The report outlines the deliberate pace senior IT management is taking with respect to cloud computing. They are very interested in it; however, they are concerned about obstacles like security, application migration, and staff willingness to embrace new technologies.

This approach certainly echoes what most trade papers and the analyst groups publish -- that cloud computing is interesting, holds great potential, but concerns remain; the future official direction for most IT organizations is to build a cloud in their own internal data center, which addresses many of the concerns about cloud computing.

On the other hand, I saw a tweet from James Staten, Principal Analyst at Forrester, who focuses on cloud computing. It went along these lines:

In meeting. IT Ops says no public cloud use, it's forbidden. IT Dev says we use cloud all the time. Oops!

It seems behavior does not align with policy. This disconnect is reinforced by this article in BusinessWeek about Amazon Web Services, in which Goldman Sachs estimates that AWS accounts for about 77% of all cloud computing being done right now.

What does this disconnect imply? Well, to echo John Lennon, while senior IT management is planning out its future life, people in the trenches are carrying on with getting things done via cloud computing, particularly the AWS variant. By the time the official plan for the private cloud is released, it may be obsolete, overridden by events it was unaware of. In other words, the gussied-up strategic plan may be rendered moot by a de facto cloud strategy based on tactical initiatives.

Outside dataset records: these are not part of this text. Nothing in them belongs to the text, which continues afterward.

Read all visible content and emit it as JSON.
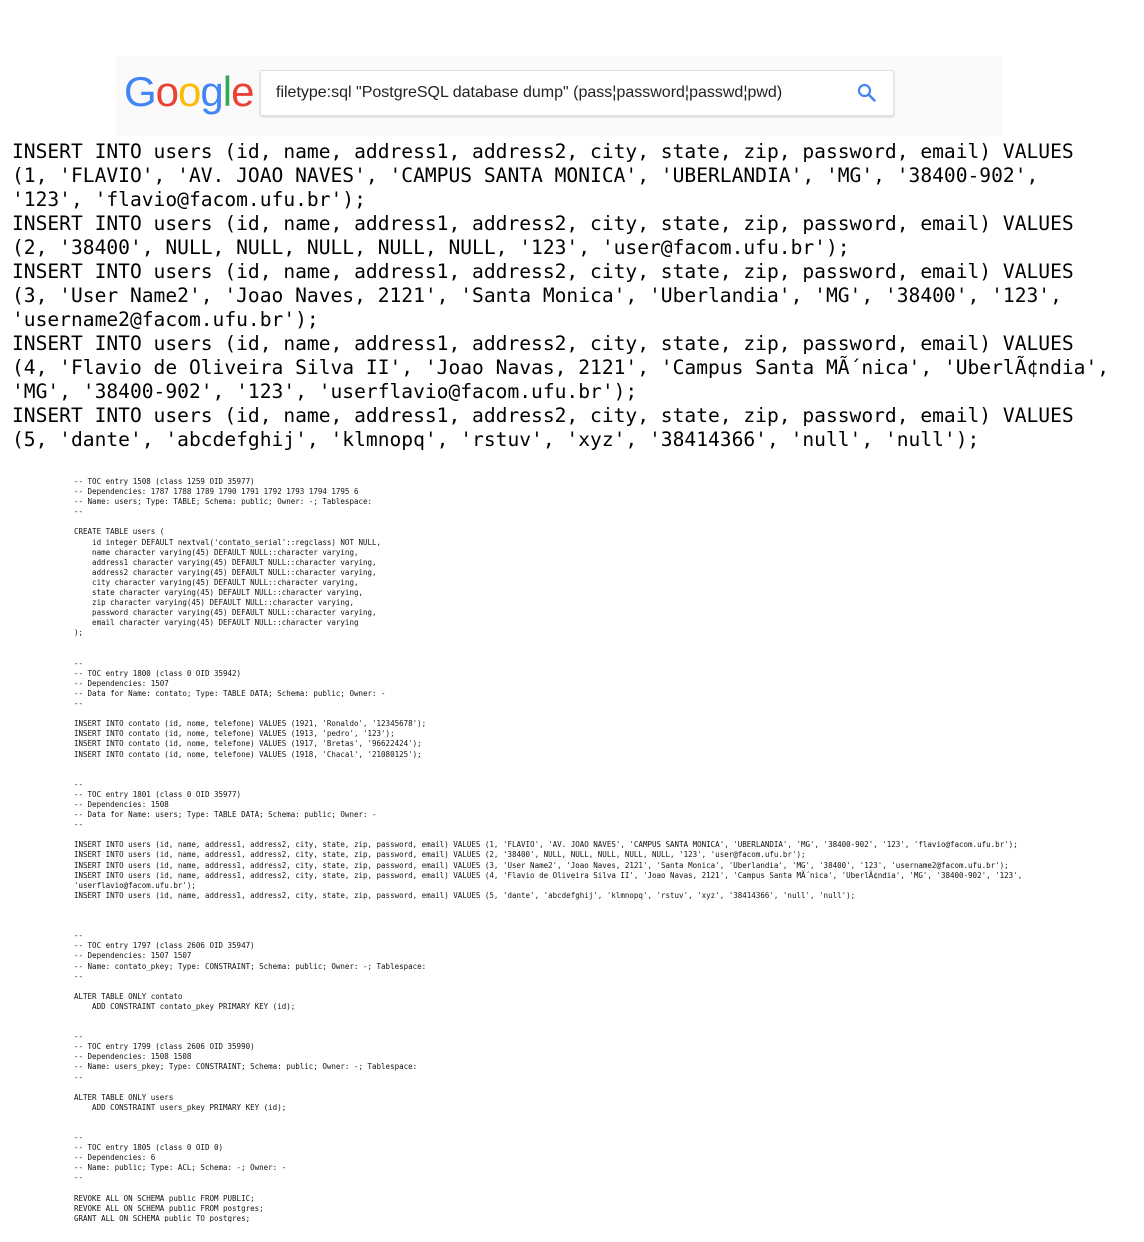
{
  "search": {
    "logo_letters": [
      "G",
      "o",
      "o",
      "g",
      "l",
      "e"
    ],
    "logo_colors": [
      "#4285F4",
      "#EA4335",
      "#FBBC05",
      "#4285F4",
      "#34A853",
      "#EA4335"
    ],
    "query": "filetype:sql \"PostgreSQL database dump\" (pass¦password¦passwd¦pwd)",
    "button_icon": "search-icon",
    "accent": "#4285F4"
  },
  "zoomed_sql": [
    "INSERT INTO users (id, name, address1, address2, city, state, zip, password, email) VALUES",
    "(1, 'FLAVIO', 'AV. JOAO NAVES', 'CAMPUS SANTA MONICA', 'UBERLANDIA', 'MG', '38400-902',",
    "'123', 'flavio@facom.ufu.br');",
    "INSERT INTO users (id, name, address1, address2, city, state, zip, password, email) VALUES",
    "(2, '38400', NULL, NULL, NULL, NULL, NULL, '123', 'user@facom.ufu.br');",
    "INSERT INTO users (id, name, address1, address2, city, state, zip, password, email) VALUES",
    "(3, 'User Name2', 'Joao Naves, 2121', 'Santa Monica', 'Uberlandia', 'MG', '38400', '123',",
    "'username2@facom.ufu.br');",
    "INSERT INTO users (id, name, address1, address2, city, state, zip, password, email) VALUES",
    "(4, 'Flavio de Oliveira Silva II', 'Joao Navas, 2121', 'Campus Santa MÃ´nica', 'UberlÃ¢ndia',",
    "'MG', '38400-902', '123', 'userflavio@facom.ufu.br');",
    "INSERT INTO users (id, name, address1, address2, city, state, zip, password, email) VALUES",
    "(5, 'dante', 'abcdefghij', 'klmnopq', 'rstuv', 'xyz', '38414366', 'null', 'null');"
  ],
  "dump_lines": [
    "-- TOC entry 1508 (class 1259 OID 35977)",
    "-- Dependencies: 1787 1788 1789 1790 1791 1792 1793 1794 1795 6",
    "-- Name: users; Type: TABLE; Schema: public; Owner: -; Tablespace:",
    "--",
    "",
    "CREATE TABLE users (",
    "    id integer DEFAULT nextval('contato_serial'::regclass) NOT NULL,",
    "    name character varying(45) DEFAULT NULL::character varying,",
    "    address1 character varying(45) DEFAULT NULL::character varying,",
    "    address2 character varying(45) DEFAULT NULL::character varying,",
    "    city character varying(45) DEFAULT NULL::character varying,",
    "    state character varying(45) DEFAULT NULL::character varying,",
    "    zip character varying(45) DEFAULT NULL::character varying,",
    "    password character varying(45) DEFAULT NULL::character varying,",
    "    email character varying(45) DEFAULT NULL::character varying",
    ");",
    "",
    "",
    "--",
    "-- TOC entry 1800 (class 0 OID 35942)",
    "-- Dependencies: 1507",
    "-- Data for Name: contato; Type: TABLE DATA; Schema: public; Owner: -",
    "--",
    "",
    "INSERT INTO contato (id, nome, telefone) VALUES (1921, 'Ronaldo', '12345678');",
    "INSERT INTO contato (id, nome, telefone) VALUES (1913, 'pedro', '123');",
    "INSERT INTO contato (id, nome, telefone) VALUES (1917, 'Bretas', '96622424');",
    "INSERT INTO contato (id, nome, telefone) VALUES (1918, 'Chacal', '21080125');",
    "",
    "",
    "--",
    "-- TOC entry 1801 (class 0 OID 35977)",
    "-- Dependencies: 1508",
    "-- Data for Name: users; Type: TABLE DATA; Schema: public; Owner: -",
    "--",
    "",
    "INSERT INTO users (id, name, address1, address2, city, state, zip, password, email) VALUES (1, 'FLAVIO', 'AV. JOAO NAVES', 'CAMPUS SANTA MONICA', 'UBERLANDIA', 'MG', '38400-902', '123', 'flavio@facom.ufu.br');",
    "INSERT INTO users (id, name, address1, address2, city, state, zip, password, email) VALUES (2, '38400', NULL, NULL, NULL, NULL, NULL, '123', 'user@facom.ufu.br');",
    "INSERT INTO users (id, name, address1, address2, city, state, zip, password, email) VALUES (3, 'User Name2', 'Joao Naves, 2121', 'Santa Monica', 'Uberlandia', 'MG', '38400', '123', 'username2@facom.ufu.br');",
    "INSERT INTO users (id, name, address1, address2, city, state, zip, password, email) VALUES (4, 'Flavio de Oliveira Silva II', 'Joao Navas, 2121', 'Campus Santa MÃ´nica', 'UberlÃ¢ndia', 'MG', '38400-902', '123',",
    "'userflavio@facom.ufu.br');",
    "INSERT INTO users (id, name, address1, address2, city, state, zip, password, email) VALUES (5, 'dante', 'abcdefghij', 'klmnopq', 'rstuv', 'xyz', '38414366', 'null', 'null');",
    "",
    "",
    "",
    "--",
    "-- TOC entry 1797 (class 2606 OID 35947)",
    "-- Dependencies: 1507 1507",
    "-- Name: contato_pkey; Type: CONSTRAINT; Schema: public; Owner: -; Tablespace:",
    "--",
    "",
    "ALTER TABLE ONLY contato",
    "    ADD CONSTRAINT contato_pkey PRIMARY KEY (id);",
    "",
    "",
    "--",
    "-- TOC entry 1799 (class 2606 OID 35990)",
    "-- Dependencies: 1508 1508",
    "-- Name: users_pkey; Type: CONSTRAINT; Schema: public; Owner: -; Tablespace:",
    "--",
    "",
    "ALTER TABLE ONLY users",
    "    ADD CONSTRAINT users_pkey PRIMARY KEY (id);",
    "",
    "",
    "--",
    "-- TOC entry 1805 (class 0 OID 0)",
    "-- Dependencies: 6",
    "-- Name: public; Type: ACL; Schema: -; Owner: -",
    "--",
    "",
    "REVOKE ALL ON SCHEMA public FROM PUBLIC;",
    "REVOKE ALL ON SCHEMA public FROM postgres;",
    "GRANT ALL ON SCHEMA public TO postgres;"
  ]
}
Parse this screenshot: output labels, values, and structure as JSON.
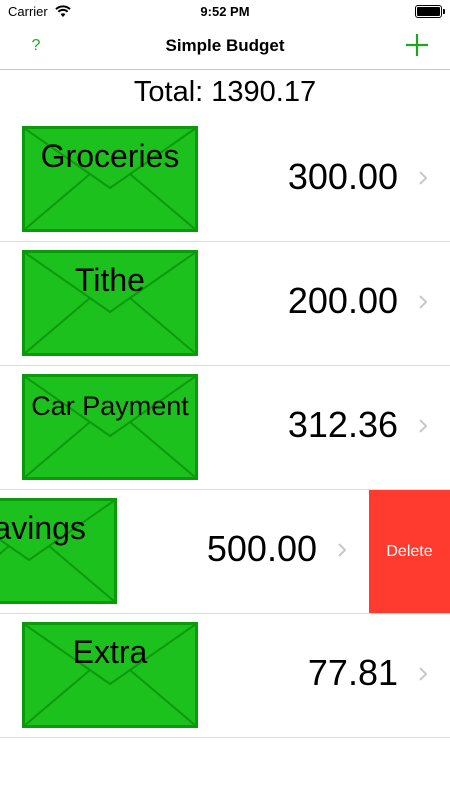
{
  "status_bar": {
    "carrier": "Carrier",
    "time": "9:52 PM"
  },
  "nav": {
    "help_label": "?",
    "title": "Simple Budget",
    "add_icon": "plus-icon"
  },
  "total_text": "Total: 1390.17",
  "envelopes": [
    {
      "name": "Groceries",
      "amount": "300.00"
    },
    {
      "name": "Tithe",
      "amount": "200.00"
    },
    {
      "name": "Car Payment",
      "amount": "312.36"
    },
    {
      "name": "Savings",
      "amount": "500.00",
      "swiped": true,
      "delete_label": "Delete"
    },
    {
      "name": "Extra",
      "amount": "77.81"
    }
  ],
  "colors": {
    "accent": "#1fa61f",
    "envelope_fill": "#1dc11d",
    "envelope_stroke": "#0a9a0a",
    "delete": "#ff3b30"
  }
}
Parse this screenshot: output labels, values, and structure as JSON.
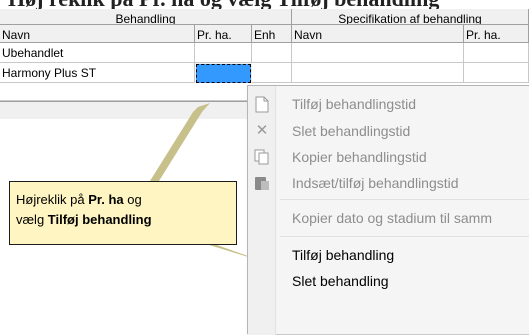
{
  "table": {
    "group_headers": [
      "Behandling",
      "Specifikation af behandling"
    ],
    "columns": [
      "Navn",
      "Pr. ha.",
      "Enh",
      "Navn",
      "Pr. ha."
    ],
    "rows": [
      [
        "Ubehandlet",
        "",
        "",
        "",
        ""
      ],
      [
        "Harmony Plus ST",
        "",
        "",
        "",
        ""
      ]
    ],
    "selected_cell_color": "#3399ff"
  },
  "context_menu": {
    "items": [
      {
        "label": "Tilføj behandlingstid",
        "icon": "new-document-icon",
        "enabled": false
      },
      {
        "label": "Slet behandlingstid",
        "icon": "delete-x-icon",
        "enabled": false
      },
      {
        "label": "Kopier behandlingstid",
        "icon": "copy-icon",
        "enabled": false
      },
      {
        "label": "Indsæt/tilføj behandlingstid",
        "icon": "paste-icon",
        "enabled": false
      },
      {
        "label": "Kopier dato og stadium til samm",
        "icon": "",
        "enabled": false
      },
      {
        "label": "Tilføj behandling",
        "icon": "",
        "enabled": true
      },
      {
        "label": "Slet behandling",
        "icon": "",
        "enabled": true
      }
    ]
  },
  "callout": {
    "line1_prefix": "Højreklik på ",
    "line1_bold": "Pr. ha",
    "line1_suffix": " og",
    "line2_prefix": "vælg ",
    "line2_bold": "Tilføj behandling",
    "background": "#fff5c2",
    "arrow_color": "#c8c08a"
  }
}
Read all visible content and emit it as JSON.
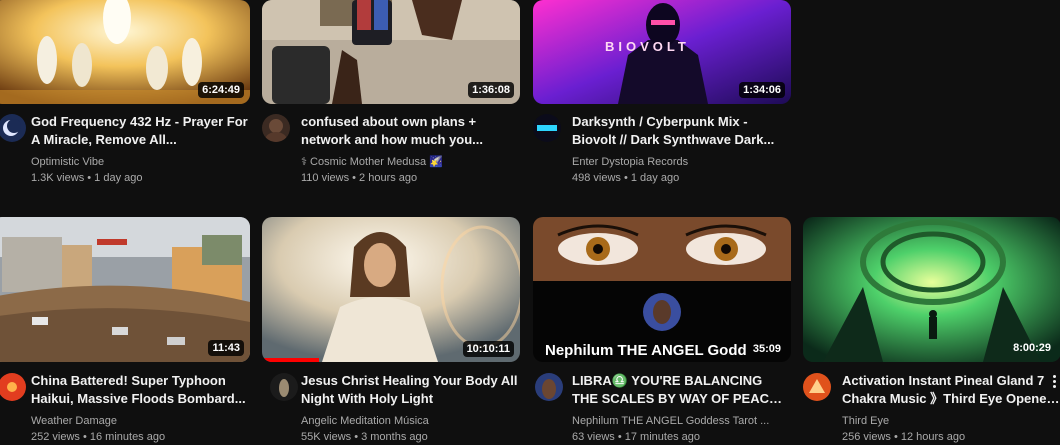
{
  "rows": [
    [
      {
        "title": "God Frequency 432 Hz - Prayer For A Miracle, Remove All...",
        "channel": "Optimistic Vibe",
        "stats": "1.3K views • 1 day ago",
        "duration": "6:24:49"
      },
      {
        "title": "confused about own plans + network and how much you...",
        "channel": "⚕ Cosmic Mother Medusa 🌠",
        "stats": "110 views • 2 hours ago",
        "duration": "1:36:08"
      },
      {
        "title": "Darksynth / Cyberpunk Mix - Biovolt // Dark Synthwave Dark...",
        "channel": "Enter Dystopia Records",
        "stats": "498 views • 1 day ago",
        "duration": "1:34:06",
        "thumb_text": "BIOVOLT"
      }
    ],
    [
      {
        "title": "China Battered! Super Typhoon Haikui, Massive Floods Bombard...",
        "channel": "Weather Damage",
        "stats": "252 views • 16 minutes ago",
        "duration": "11:43"
      },
      {
        "title": "Jesus Christ Healing Your Body All Night With Holy Light",
        "channel": "Angelic Meditation Música",
        "stats": "55K views • 3 months ago",
        "duration": "10:10:11",
        "progress": 0.22
      },
      {
        "title": "LIBRA♎ YOU'RE BALANCING THE SCALES BY WAY OF PEACE &...",
        "channel": "Nephilum THE ANGEL Goddess Tarot ...",
        "stats": "63 views • 17 minutes ago",
        "duration": "35:09",
        "thumb_text": "Nephilum THE ANGEL Godd"
      },
      {
        "title": "Activation Instant Pineal Gland 7 Chakra Music 》Third Eye Opener ...",
        "channel": "Third Eye",
        "stats": "256 views • 12 hours ago",
        "duration": "8:00:29"
      }
    ]
  ],
  "colors": {
    "background": "#0f0f0f",
    "progress": "#ff0000",
    "secondary_text": "#aaaaaa"
  }
}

Another challenge, in my view, is the likely result of this de facto strategy: the return of all those tactical apps back to IT operations, as the developers and business units that created them realize that running operations isn't nearly as fun as creating applications. I call this "The Cloud Boomerang," to symbolize the unexpected return of applications to operations, which probably was unaware of their existence and certainly had no influence on their design or implementation. You can see more about "The Cloud Boomerang" in this YouTube video I put up.

I can't shake the sense that IT executives don't recognize the momentum of cloud computing and are operating on completely different timescales to the facts on the ground. Put another way, cloud computing is what happens while you're making other plans.